67.シルバーフェンリルの実力

「続けて――エアウォール!」

「はいなのー! エアウォール!」


 シルバーフェンリルの攻撃パターンはすでに頭の中に入っている。

 大咆哮で動きを止め、そこへ強靭な前脚を振り下ろして叩き潰す。

 しかし、大咆哮でスタンにならない相手には別の攻撃パターンが存在している。


「聖なるブレスが来るぞ!」


 大咆哮と共に口から吐き出されたのは、銀色の光が眩しく美しい、聖なるブレスだった。

 聖なると言えば聞こえはいいが、その威力はあまりにも強烈で、ゴルハジャのフルプレートを装備していたとしても大ダメージは確実だろう。

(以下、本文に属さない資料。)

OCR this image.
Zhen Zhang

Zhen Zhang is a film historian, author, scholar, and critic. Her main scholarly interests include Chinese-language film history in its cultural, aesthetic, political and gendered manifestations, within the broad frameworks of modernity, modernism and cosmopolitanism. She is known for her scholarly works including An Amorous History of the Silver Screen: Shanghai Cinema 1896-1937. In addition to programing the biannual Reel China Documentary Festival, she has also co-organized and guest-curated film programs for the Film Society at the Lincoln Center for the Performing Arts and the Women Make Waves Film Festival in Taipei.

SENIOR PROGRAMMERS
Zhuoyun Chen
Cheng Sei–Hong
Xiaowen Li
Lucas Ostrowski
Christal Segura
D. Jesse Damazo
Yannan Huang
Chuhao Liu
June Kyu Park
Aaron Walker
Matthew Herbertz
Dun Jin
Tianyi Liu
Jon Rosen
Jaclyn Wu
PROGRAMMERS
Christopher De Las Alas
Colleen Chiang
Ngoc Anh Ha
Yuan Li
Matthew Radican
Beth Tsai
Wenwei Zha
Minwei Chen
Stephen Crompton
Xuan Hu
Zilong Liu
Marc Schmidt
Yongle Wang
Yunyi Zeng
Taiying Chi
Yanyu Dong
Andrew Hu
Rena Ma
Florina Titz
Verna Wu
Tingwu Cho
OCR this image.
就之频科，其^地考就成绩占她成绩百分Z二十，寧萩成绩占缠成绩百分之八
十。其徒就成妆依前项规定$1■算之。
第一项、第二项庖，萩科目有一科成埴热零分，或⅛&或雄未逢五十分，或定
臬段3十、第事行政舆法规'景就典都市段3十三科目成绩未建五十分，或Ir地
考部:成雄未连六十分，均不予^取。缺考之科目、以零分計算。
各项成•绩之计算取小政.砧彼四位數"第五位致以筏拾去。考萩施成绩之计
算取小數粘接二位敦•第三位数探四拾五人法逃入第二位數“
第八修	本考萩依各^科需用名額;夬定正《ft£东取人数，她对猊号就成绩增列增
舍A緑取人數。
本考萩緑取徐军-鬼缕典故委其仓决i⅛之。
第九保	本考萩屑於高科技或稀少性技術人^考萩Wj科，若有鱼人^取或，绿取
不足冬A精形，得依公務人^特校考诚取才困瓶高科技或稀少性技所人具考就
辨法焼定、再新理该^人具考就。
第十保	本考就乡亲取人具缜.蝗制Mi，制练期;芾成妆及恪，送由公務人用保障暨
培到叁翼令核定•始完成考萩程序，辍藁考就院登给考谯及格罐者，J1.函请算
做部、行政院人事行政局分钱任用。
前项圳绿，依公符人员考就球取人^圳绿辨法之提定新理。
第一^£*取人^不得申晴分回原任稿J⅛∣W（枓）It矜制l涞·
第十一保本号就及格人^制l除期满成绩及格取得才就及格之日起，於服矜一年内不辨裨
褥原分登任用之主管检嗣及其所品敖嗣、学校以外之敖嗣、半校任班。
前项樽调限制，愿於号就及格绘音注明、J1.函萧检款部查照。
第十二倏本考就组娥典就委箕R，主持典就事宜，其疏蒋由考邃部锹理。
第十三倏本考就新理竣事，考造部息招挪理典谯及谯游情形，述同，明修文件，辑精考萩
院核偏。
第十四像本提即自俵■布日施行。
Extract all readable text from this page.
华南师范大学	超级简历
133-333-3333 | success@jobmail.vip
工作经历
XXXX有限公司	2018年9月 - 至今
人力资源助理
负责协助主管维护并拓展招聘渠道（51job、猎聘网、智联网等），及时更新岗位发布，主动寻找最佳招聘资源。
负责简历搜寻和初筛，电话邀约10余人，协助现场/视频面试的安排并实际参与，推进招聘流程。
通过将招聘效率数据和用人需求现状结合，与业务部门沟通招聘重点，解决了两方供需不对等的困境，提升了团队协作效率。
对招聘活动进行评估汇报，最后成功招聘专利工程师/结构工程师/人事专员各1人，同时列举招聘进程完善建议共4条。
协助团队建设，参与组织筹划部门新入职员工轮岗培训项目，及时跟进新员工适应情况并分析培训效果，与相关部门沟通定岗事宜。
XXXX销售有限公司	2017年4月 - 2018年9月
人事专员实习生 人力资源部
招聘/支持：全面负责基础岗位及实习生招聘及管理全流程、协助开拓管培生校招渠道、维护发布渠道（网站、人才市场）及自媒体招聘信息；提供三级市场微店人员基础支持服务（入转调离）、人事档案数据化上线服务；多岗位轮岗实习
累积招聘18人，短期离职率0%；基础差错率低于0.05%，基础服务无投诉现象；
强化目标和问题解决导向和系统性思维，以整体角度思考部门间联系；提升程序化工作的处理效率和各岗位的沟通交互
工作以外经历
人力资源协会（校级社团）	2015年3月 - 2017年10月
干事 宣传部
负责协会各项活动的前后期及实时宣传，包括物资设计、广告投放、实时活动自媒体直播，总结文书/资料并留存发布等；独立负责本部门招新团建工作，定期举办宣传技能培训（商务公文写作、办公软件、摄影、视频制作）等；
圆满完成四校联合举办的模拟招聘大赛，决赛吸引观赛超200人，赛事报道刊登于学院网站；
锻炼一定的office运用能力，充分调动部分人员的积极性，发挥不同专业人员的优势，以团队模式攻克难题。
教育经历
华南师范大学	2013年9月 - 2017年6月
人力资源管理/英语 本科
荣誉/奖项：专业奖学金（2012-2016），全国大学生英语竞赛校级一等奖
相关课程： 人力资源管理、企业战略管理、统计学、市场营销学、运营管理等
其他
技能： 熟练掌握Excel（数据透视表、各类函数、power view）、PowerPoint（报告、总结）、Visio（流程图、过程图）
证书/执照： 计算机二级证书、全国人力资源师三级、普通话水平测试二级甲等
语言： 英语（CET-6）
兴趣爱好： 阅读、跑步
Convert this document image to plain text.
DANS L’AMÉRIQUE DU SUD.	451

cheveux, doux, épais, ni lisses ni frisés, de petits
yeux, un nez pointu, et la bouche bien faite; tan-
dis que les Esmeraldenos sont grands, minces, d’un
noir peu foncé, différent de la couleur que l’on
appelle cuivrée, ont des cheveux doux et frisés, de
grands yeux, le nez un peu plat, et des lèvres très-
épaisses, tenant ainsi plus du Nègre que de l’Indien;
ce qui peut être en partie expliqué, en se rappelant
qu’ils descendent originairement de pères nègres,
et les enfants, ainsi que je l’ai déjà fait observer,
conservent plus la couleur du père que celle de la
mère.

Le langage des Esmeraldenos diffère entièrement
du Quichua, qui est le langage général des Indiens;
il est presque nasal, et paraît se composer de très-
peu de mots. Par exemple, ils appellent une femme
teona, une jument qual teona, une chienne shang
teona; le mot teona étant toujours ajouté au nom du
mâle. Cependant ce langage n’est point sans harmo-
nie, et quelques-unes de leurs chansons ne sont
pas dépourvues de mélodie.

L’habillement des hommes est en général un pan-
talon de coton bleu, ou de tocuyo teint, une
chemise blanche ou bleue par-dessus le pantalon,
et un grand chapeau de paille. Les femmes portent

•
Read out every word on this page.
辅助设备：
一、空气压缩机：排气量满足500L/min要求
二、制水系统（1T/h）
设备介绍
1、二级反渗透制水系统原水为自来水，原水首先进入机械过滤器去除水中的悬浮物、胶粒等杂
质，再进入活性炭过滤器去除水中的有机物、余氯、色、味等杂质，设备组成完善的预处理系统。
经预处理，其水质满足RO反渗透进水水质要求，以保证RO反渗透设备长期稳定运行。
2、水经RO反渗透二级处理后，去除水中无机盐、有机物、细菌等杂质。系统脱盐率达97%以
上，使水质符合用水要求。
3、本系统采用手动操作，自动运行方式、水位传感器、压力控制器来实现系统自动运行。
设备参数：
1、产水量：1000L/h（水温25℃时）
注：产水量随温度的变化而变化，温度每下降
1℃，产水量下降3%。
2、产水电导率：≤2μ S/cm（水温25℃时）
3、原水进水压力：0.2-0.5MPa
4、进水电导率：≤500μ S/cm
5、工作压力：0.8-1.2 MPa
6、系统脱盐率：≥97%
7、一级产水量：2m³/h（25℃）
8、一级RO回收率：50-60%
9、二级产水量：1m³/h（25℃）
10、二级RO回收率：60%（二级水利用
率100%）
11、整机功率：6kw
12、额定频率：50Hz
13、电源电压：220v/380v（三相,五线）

 俺ですら聖なるブレスに関しては絶対に直撃を避けていたのだが、乗っ取り野郎は完全に勘違いしていたようだ。


「な、なななな、何なんだ、これはああああっ!?」


 大咆哮が来ると勘違いしていた……いや、厳密には大咆哮も放たれているので間違いではないのだが、聖なるブレスが来るとは思ってもいなかったんだろう。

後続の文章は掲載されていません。